The Hawk and the Nightingale, Henry Walker Herrick, 1865.

Every week, Ontarians hear about another home break-in where the homeowner is left powerless to defend themselves, their family, and their property. If these homeowners are good victims, passive and harmless, then they are met with the usual political outcries and public sympathies. In circumstances where the homeowner is not a good victim and fights back, they inevitably risk being charged themselves. Meanwhile, the offenders who break into homes are often released on bail shortly after.

It is said that laws are a reflection of a society’s values.
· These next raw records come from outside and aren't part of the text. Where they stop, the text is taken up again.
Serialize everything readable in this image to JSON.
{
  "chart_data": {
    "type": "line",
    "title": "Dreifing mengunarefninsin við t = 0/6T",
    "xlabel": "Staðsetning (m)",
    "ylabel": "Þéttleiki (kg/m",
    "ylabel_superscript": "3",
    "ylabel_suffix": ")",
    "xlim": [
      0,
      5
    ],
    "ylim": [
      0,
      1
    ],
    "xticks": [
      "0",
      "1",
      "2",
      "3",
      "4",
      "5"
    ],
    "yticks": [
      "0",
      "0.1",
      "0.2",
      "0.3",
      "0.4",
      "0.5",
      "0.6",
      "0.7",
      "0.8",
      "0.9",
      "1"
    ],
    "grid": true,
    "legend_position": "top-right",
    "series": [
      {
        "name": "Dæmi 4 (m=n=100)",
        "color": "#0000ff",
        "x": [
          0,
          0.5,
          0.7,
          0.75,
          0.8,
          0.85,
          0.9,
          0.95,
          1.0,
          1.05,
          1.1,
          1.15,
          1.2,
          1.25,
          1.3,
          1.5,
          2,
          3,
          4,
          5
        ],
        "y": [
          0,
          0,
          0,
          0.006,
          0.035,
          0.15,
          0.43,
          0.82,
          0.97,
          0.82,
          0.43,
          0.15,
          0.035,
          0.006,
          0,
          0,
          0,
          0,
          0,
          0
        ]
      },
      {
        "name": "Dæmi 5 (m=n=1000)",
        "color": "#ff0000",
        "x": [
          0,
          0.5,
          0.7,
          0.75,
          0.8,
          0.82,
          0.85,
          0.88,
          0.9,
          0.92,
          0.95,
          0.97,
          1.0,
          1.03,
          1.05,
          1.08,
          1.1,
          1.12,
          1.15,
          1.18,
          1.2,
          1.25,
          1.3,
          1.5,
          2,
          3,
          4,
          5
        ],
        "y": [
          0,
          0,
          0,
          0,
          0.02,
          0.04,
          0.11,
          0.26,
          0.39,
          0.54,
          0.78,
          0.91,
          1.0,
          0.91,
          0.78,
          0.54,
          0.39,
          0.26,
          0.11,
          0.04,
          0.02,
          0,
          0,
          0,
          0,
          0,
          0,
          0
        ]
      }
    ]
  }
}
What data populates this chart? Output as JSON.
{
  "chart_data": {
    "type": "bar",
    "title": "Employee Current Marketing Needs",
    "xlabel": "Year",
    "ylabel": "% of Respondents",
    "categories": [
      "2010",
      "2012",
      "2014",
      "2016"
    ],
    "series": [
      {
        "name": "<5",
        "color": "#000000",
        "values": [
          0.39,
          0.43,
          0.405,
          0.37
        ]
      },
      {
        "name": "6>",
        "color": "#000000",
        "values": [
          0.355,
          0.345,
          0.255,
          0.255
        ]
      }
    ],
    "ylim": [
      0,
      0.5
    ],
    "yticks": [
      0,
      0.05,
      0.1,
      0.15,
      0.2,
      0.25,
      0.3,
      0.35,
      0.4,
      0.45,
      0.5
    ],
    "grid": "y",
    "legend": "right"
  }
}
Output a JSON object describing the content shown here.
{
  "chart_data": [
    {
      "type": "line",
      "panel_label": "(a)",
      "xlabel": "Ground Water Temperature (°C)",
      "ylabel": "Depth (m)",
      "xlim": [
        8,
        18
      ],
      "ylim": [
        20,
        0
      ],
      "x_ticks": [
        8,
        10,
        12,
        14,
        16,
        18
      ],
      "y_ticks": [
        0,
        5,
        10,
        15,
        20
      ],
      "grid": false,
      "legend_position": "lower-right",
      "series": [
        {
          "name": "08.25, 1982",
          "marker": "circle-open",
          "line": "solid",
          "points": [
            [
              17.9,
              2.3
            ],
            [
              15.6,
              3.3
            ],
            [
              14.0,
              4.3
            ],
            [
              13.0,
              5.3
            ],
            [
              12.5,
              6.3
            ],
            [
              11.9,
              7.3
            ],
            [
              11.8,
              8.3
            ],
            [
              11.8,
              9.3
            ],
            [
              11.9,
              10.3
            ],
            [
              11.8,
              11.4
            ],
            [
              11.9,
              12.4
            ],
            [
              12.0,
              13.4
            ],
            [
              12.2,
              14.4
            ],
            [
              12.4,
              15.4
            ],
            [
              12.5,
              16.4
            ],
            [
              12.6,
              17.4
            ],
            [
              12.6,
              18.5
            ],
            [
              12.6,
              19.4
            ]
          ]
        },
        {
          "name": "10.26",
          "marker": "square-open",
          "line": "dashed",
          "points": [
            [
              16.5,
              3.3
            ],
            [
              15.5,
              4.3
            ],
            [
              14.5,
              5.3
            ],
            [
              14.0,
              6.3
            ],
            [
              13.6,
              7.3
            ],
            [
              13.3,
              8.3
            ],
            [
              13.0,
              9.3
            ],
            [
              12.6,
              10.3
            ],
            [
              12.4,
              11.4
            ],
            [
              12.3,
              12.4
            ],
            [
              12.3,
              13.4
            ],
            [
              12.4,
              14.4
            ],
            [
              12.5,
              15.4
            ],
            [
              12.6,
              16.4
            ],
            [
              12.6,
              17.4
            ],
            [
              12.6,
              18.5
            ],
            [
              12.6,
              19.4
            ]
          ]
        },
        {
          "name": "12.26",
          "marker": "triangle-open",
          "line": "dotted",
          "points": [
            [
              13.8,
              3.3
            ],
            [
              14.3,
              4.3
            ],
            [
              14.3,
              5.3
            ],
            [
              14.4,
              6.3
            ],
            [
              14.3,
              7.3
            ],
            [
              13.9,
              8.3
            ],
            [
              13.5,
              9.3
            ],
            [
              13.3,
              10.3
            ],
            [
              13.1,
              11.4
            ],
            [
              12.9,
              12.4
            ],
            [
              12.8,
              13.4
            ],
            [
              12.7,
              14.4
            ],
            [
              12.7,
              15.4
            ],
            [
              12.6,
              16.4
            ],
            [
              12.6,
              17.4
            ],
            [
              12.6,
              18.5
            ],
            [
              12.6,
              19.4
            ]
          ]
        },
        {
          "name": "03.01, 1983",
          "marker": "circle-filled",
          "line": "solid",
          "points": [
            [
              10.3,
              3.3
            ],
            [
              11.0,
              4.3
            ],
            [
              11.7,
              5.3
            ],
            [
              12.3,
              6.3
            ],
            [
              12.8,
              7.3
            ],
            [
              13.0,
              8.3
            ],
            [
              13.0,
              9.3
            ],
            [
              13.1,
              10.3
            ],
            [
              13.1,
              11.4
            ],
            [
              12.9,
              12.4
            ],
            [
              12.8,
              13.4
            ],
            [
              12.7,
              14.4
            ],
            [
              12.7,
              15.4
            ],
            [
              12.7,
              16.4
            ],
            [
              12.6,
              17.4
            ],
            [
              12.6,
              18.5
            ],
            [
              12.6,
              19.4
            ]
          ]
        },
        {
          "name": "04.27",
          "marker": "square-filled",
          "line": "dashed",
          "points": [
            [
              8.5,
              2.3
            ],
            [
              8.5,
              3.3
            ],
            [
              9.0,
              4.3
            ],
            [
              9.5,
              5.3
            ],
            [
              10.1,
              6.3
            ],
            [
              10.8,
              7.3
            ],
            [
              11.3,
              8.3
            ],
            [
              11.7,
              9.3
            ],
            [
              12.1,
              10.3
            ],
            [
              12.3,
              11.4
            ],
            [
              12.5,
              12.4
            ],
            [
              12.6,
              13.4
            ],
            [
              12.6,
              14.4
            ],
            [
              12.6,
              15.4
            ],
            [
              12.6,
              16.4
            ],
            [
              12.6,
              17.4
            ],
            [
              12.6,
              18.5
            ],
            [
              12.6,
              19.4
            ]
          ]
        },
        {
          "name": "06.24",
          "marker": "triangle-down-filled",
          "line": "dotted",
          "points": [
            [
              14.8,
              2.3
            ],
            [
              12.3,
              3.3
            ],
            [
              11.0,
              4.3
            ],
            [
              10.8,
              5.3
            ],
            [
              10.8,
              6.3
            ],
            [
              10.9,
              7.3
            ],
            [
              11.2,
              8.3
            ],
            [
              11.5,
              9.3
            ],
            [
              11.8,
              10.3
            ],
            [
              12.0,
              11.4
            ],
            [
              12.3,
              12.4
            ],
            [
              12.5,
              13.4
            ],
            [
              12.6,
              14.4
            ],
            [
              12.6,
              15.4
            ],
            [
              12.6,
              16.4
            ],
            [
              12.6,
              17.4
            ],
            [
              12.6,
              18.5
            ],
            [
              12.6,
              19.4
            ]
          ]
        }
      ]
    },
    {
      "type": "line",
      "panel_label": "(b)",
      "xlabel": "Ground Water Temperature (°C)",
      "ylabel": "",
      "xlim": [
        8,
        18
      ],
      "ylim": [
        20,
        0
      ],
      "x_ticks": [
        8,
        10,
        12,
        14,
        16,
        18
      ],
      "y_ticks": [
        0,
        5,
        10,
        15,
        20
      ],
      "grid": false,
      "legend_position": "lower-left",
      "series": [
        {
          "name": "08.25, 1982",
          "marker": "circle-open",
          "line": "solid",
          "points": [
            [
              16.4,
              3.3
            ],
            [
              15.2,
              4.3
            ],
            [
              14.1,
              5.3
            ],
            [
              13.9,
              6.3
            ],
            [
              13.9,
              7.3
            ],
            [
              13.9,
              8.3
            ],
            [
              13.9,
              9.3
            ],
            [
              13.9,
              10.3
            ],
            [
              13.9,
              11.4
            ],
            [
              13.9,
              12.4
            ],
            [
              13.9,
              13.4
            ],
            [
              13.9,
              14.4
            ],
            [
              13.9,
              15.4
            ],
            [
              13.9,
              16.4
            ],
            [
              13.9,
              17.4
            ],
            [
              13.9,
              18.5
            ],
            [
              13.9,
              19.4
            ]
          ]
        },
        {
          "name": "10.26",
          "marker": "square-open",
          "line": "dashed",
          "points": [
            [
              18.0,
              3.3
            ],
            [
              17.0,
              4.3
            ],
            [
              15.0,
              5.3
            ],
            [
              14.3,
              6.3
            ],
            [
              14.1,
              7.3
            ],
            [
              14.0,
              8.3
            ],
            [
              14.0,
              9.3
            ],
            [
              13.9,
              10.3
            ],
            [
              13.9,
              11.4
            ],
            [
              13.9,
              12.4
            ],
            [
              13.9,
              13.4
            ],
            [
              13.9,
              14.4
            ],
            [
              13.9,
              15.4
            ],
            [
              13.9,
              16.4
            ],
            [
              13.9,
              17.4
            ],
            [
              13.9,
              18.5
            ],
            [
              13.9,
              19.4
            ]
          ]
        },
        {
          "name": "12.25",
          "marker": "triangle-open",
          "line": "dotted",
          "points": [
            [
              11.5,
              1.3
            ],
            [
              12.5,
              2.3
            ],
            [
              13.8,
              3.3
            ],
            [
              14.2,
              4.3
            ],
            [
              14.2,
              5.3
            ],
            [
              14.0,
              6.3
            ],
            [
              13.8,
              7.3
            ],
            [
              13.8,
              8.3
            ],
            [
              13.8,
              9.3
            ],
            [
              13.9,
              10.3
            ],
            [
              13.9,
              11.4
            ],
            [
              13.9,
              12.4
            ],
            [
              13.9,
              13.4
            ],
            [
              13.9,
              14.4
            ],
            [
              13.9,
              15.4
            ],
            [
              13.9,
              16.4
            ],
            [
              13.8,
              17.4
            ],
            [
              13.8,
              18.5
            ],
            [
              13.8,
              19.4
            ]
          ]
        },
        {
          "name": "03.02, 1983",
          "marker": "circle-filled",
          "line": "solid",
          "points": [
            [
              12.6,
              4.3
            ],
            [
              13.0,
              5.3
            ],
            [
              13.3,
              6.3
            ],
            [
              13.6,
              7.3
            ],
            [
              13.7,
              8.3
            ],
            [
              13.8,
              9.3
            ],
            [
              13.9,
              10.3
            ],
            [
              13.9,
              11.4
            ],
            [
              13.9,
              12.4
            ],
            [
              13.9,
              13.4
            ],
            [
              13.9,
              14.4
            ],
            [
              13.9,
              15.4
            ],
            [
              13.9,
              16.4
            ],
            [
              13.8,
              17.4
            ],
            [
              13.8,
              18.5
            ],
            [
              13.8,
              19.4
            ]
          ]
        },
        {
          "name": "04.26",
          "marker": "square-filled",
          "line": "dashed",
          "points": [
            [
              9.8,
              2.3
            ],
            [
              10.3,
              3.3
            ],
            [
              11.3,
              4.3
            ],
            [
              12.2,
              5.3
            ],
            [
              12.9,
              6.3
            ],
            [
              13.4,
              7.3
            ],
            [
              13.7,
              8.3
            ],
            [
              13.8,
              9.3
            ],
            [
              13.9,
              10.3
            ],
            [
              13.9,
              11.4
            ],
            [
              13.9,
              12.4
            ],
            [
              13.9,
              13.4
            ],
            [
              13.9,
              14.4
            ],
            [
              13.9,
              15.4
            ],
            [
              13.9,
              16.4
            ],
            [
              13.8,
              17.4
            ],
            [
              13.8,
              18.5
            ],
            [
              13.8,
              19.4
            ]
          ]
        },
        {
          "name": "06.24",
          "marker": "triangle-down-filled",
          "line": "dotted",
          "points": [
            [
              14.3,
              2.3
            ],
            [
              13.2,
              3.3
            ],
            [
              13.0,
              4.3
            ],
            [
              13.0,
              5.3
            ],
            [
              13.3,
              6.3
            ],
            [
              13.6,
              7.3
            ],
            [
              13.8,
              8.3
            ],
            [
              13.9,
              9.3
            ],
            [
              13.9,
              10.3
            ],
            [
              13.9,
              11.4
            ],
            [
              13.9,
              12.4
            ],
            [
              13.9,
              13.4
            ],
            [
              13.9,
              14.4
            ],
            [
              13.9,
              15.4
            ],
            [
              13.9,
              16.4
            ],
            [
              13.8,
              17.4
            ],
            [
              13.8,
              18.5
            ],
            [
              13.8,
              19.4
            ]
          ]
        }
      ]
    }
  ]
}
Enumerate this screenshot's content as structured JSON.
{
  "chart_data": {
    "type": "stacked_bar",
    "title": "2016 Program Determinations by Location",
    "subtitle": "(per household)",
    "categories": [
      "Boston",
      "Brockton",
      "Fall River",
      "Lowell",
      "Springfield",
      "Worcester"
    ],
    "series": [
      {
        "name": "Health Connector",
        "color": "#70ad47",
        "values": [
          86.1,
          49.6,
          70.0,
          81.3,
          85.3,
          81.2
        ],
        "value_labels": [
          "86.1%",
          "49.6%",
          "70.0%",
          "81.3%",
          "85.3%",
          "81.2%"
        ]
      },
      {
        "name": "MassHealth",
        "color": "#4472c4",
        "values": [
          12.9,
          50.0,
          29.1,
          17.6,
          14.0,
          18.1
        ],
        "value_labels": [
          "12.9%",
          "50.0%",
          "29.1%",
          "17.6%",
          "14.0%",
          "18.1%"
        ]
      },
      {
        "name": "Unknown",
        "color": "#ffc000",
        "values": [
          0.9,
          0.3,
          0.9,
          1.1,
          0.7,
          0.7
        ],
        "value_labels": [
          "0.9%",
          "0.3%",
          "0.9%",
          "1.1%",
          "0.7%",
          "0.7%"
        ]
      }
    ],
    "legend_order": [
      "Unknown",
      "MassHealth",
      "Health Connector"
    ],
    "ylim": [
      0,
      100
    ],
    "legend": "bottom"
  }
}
What, then, does it say about our society when someone who wakes in the night to defend their home is the one treated as the criminal?

Take a recent case: an Ontario man awoke to find an armed intruder in his apartment in the middle of the night. In the altercation that followed, the man supposedly attacked the home intruder with a knife. The intruder was injured. The result? The homeowner was charged with aggravated assault and assault with a weapon.[1] How did this happen?

Unlike the United States of America, Canada does not have “castle laws,” which permit broad defensive action against intruders. Instead, our system relies on the doctrine of a reasonable right to defend yourself. Under the Criminal Code, courts must analyze a host of factors: the nature of the threat, the extent to which the force was imminent, the person’s role in the incident, the use of a weapon, the size and strength of the parties, and the proportionality of the response, among other factors. While this right may seem reasonable in theory, in practice, it is unreasonable for someone who was sleeping in their own home to calculate proportionality. It is unfair to expect a person who did not seek out crime to endure the mental and financial stress of determining what was or was not a reasonable response to a threat at that time. Yet, this is precisely what such a law entails, preferring people to be the perfect victims instead.

Meanwhile, the offenders are often met with leniency. Due to the Canadian Charter of Rights and Freedoms, there is a presumption of release unless the Crown can show cause as to why the offender should not be released. This may explain why so many repeat offenders are released on bail and then arrested again in an endless cycle.  

These policies result in a dual-class system that no longer seems “just” to your average law-abiding citizen. Instead, academics and policymakers with overly abstract humanitarian ideals about criminal justice reform create laws that end up punishing law-abiding citizens. Out of an overabundance of concern for the safety of the criminals, these law-abiding citizens are charged for self-defence. Not only does this erode public confidence, but it emboldens criminals to perpetrate further crimes since they are met with virtual impunity. Despite overwhelming public support for those who fight back against intruders, these policies continue to side with the offender. The values reflected in these laws are not those of ordinary Ontarians, but the values of those who think they know better for everyone and do not have any skin in the game.